While Wall Street is in turmoil and investors are on edge, even very strong companies can be hit very hard.
“When the company delivers growth that is high, but maybe not quite as high as the market was looking for, stocks can go down a lot,” Sole said. “Especially when it’s a stock with expectations that are super high. You see that happen all the time in the market.”
And when investors are already skeptical, the stock-price declines can be downright brutal when a company missteps.
On Thursday, women’s apparel and accessory retailer J. Jill plunged 53 percent to $1.68 after the company missed its earnings projections and chief executive officer Linda Heasley told analysts: “This quarter, we did not deliver. We lacked color and novelty and missed key programs and layering pieces in tops that [our customer] expects from us.”
Gap Inc. joined in after the market closed, reporting a 4 percent comparable sales drop for the first quarter. “This quarter was extremely challenging, and we are not at all satisfied with our results,” said Art Peck, ceo. Investors felt very much the same and sent shares of the company down 10.9 percent to $18.35 in after-hours trading.
Those declines followed a wave of selling on Wednesday. Shares of Canada Goose Holdings Inc. fell more than 30 percent as investors feared the company’s steep growth curve had moderated. Abercrombie & Fitch Co. narrowed its losses last quarter, but its stock dropped 26.5 percent after the company said it was closing three more flagship locations. PVH Corp., parent to Calvin Klein and Tommy Hilfiger, pointed to macroeconomic weakness and lowered its full-year outlook, helping to push its stock down 14.7 percent to $84.65 Thursday on top of an 8.6 percent drop Wednesday. And Capri Holdings, parent to Michael Kors, Jimmy Choo and Versace, also saw its shares fall nearly 10 percent Wednesday after reporting results.

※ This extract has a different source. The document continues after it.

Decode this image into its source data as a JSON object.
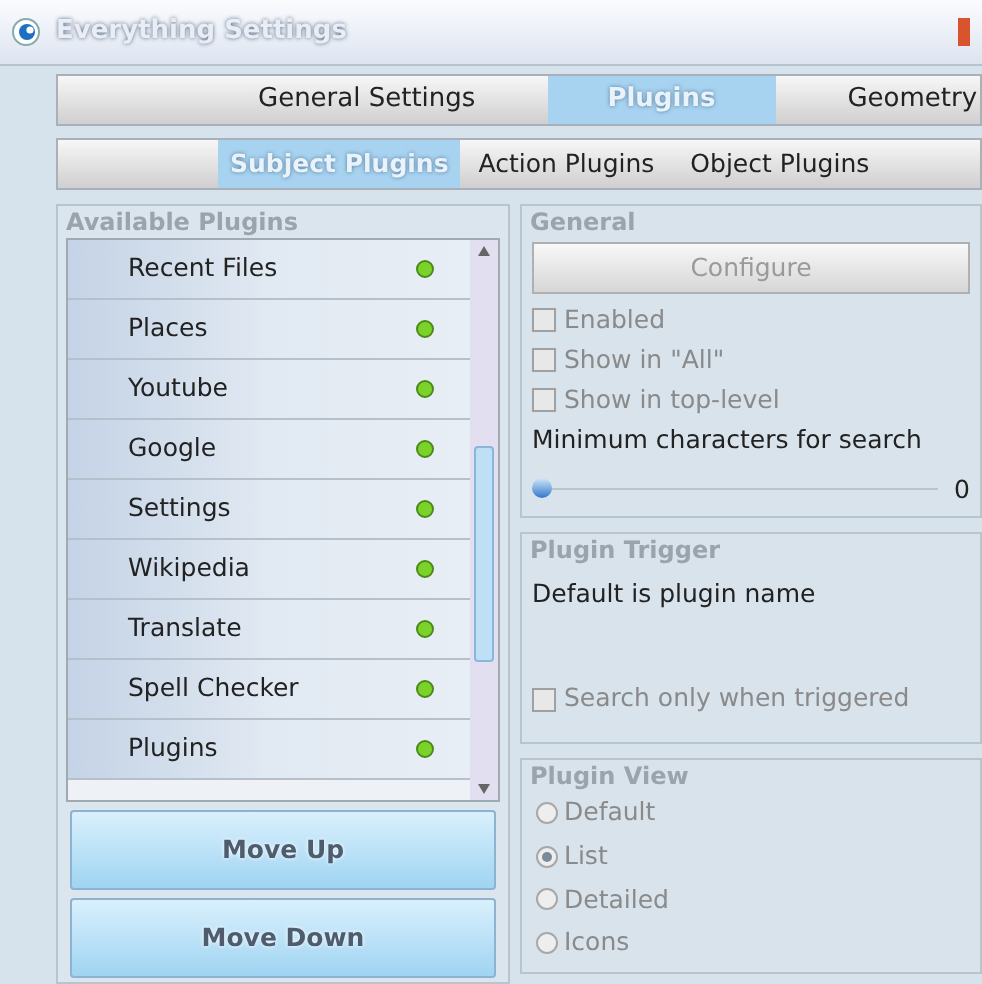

“Investors seem hesitant to jump on ‘cheap stocks’ in our space today, especially given we do not see any positive catalysts over the next nine months,” said Ike Boruchow, retail analyst at Wells Fargo.
But even the broader market seems in flux — as everything from geopolitics, the economy and even the bond market give cause for concern. The Dow Jones Industrial Average shot up to 25,779.61 last week, only to dip as low as 25,093.87 during Thursday’s trading session. That’s a difference of more than 685 points. (The Dow Jones closed up modestly Thursday, rising 43.47 points to 25,169.88).
The uneasy dynamic in the fashion business only makes the ground less steady for fashion.
John Idol, chairman and ceo of Capri, told analysts “the market is weak” in North America.
At PVH, ceo Emanuel Chirico attributed at least some of that weakness, which is being seen broadly, to trade-war fatigued consumers.
“The constant drumbeat is impacting the consumer overall — both in the U.S. and in China — and we’re seeing a retail backdrop that is somewhat challenging overall in the U.S.,” Chirico said.
That’s a new worry for the trade war, which already has companies racing to reduce their production footprint in China.
Abercrombie & Fitch ceo and director Fran Horowitz said about 25 percent of the company’s merchandise was sourced from China in 2018 and that goal was to cut that to under 20 percent.
The same goes for Express Inc.
“We are aggressively working to minimize our exposure to China,” said Matthew Moellering, executive vice president, chief operating officer, and interim ceo and president, on Thursday.
That includes working with sourcing partners to share the impact of the tariffs, as well as continuing to move operations outside of China.
“Three years ago, we had approximately 40 percent of our sourced units coming from China,” Moellering said. “This year, we’re just slightly over 20 percent of our units from China and we’re targeting getting that down to 8 or 9 percent by the middle of next year.”
That’s a big change — but then again, if there’s anything retailers are getting used to, it’s big change.